Holding: The Court held the industrial gas supply agreement did not violate Arkansas public policy and is enforceable, allowing the pipeline utility to require the glass factory to perform and pay under its terms.

Real World Impact:
  • Allows utilities to enforce special supply contracts with large industrial customers.
  • Makes it harder for customers to avoid contracts by claiming vague public-policy violations.
  • Supports specific performance for public-utility contracts when no public harm appears.
Topics: utility contracts, industrial gas supply, public policy, specific performance

Summary

Background

A public utility pipeline and an oil producer that supplied it had a long-term arrangement to serve a large glass factory in Fort Smith, which was the plant’s biggest gas customer.
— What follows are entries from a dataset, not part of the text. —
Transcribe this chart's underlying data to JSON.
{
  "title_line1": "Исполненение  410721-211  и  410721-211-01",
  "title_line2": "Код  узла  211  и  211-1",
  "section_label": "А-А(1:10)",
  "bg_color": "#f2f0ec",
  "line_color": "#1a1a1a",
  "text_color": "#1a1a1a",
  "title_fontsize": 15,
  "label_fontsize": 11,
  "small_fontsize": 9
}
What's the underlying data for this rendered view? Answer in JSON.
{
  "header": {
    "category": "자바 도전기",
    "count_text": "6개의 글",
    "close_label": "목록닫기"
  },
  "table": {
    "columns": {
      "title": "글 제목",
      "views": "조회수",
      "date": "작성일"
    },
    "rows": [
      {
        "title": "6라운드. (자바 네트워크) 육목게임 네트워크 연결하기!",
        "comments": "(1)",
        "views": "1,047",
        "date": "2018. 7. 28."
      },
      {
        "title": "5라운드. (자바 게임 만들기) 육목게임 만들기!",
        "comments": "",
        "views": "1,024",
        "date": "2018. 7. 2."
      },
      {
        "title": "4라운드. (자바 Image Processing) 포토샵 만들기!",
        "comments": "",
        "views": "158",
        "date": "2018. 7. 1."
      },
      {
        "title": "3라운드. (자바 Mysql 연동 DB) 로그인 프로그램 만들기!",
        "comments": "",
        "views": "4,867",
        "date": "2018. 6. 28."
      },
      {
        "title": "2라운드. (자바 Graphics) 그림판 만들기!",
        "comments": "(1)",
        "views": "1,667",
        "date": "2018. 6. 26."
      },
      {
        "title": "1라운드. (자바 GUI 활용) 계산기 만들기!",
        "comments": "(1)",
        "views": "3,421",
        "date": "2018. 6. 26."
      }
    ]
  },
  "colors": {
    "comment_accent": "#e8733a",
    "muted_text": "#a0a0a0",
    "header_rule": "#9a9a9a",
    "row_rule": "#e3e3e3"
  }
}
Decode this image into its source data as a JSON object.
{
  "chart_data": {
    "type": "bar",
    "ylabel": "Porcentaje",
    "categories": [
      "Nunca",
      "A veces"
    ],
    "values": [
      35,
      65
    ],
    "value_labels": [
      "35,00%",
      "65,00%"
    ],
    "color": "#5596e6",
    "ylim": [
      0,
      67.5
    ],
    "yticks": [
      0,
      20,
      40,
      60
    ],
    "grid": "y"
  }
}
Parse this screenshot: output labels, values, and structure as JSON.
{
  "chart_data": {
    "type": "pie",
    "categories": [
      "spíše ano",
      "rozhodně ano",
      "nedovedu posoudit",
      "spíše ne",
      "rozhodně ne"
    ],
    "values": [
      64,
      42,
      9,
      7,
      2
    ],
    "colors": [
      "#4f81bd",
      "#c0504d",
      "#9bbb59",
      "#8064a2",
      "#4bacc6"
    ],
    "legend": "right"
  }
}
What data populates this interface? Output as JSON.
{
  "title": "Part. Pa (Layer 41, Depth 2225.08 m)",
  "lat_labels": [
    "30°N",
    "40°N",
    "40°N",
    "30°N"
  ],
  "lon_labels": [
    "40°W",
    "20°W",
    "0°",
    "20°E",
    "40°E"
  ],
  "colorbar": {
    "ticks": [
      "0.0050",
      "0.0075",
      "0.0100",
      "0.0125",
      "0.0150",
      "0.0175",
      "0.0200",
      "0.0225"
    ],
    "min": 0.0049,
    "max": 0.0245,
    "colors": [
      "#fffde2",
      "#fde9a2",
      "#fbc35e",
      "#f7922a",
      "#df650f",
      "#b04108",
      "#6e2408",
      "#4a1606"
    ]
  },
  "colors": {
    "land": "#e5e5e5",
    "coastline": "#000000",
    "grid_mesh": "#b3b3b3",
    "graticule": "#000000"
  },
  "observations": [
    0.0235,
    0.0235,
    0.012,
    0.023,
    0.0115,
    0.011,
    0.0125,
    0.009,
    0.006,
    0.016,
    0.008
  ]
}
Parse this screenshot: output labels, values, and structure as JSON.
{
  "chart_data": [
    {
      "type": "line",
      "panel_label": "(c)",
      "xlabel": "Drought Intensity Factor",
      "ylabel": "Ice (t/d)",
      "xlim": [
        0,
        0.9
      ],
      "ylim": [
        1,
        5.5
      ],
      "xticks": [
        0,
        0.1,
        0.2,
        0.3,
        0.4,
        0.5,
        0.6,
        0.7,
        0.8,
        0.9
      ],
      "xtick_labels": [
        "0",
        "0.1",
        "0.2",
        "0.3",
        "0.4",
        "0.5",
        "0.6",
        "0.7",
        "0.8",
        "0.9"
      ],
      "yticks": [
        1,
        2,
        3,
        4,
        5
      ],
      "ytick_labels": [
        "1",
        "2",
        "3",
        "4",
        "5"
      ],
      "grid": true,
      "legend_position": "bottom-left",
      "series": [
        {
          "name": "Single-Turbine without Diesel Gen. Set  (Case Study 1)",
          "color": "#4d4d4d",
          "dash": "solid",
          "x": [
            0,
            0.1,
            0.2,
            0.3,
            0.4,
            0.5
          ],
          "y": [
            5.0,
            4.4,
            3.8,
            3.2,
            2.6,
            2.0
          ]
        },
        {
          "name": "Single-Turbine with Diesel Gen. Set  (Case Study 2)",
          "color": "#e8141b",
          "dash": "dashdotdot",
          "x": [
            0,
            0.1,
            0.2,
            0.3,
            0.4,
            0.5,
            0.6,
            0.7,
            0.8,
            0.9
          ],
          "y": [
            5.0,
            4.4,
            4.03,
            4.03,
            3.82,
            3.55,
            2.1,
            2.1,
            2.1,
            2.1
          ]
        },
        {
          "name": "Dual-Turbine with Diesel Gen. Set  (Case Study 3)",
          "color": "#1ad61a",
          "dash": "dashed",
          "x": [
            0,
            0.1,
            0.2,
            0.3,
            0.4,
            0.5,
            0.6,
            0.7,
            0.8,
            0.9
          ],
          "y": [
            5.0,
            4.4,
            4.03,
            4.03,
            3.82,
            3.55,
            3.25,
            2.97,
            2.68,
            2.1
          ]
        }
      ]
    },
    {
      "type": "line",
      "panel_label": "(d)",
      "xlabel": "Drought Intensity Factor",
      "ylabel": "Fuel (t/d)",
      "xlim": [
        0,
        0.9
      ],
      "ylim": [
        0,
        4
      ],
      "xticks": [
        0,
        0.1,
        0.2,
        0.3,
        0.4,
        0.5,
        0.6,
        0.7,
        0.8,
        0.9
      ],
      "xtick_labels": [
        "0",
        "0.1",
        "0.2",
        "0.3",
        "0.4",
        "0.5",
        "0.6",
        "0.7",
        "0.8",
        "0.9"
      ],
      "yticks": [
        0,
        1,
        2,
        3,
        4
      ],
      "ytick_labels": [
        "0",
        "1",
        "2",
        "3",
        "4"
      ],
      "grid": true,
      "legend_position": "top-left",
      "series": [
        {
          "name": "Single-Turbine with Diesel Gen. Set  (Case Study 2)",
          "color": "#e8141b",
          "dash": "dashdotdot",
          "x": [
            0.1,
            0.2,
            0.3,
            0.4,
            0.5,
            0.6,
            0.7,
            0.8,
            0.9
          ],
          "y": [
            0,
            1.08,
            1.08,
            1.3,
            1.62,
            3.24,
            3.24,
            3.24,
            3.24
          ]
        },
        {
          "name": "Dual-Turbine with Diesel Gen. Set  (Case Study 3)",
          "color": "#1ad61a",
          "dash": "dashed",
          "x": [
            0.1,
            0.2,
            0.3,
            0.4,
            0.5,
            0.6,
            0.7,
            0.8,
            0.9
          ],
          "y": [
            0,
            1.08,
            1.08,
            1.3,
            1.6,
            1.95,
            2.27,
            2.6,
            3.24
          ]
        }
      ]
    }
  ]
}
After lawsuits over alleged discrimination and inadequate service, the companies settled: the pipeline agreed to build a supply line, the glass plant agreed to take and pay for gas while the utility could adequately supply it, and other disputes were dropped. Later the glass company built its own line and stopped buying, claiming the contract violated Arkansas public policy, and the utility sued to force performance.

Reasoning

The main question was whether the gas contract was void because it harmed the public or created a forbidden monopoly under Arkansas law. The Court examined the State constitution and decisions and found no showing that the agreement created a monopoly, violated a statute, or would likely injure the public. The Court treated the settlement as valid consideration, noted additional wells supplied more gas, and concluded the contract was reasonable, not unfair, and did not conflict with public policy.

Real world impact

The ruling means the pipeline utility may enforce the agreed supply deal and seek specific performance when no clear public harm appears. It affirms that public utilities can make special arrangements with large industrial customers when justified by circumstances. The Supreme Court reversed the lower appellate ruling and allowed enforcement of the contract.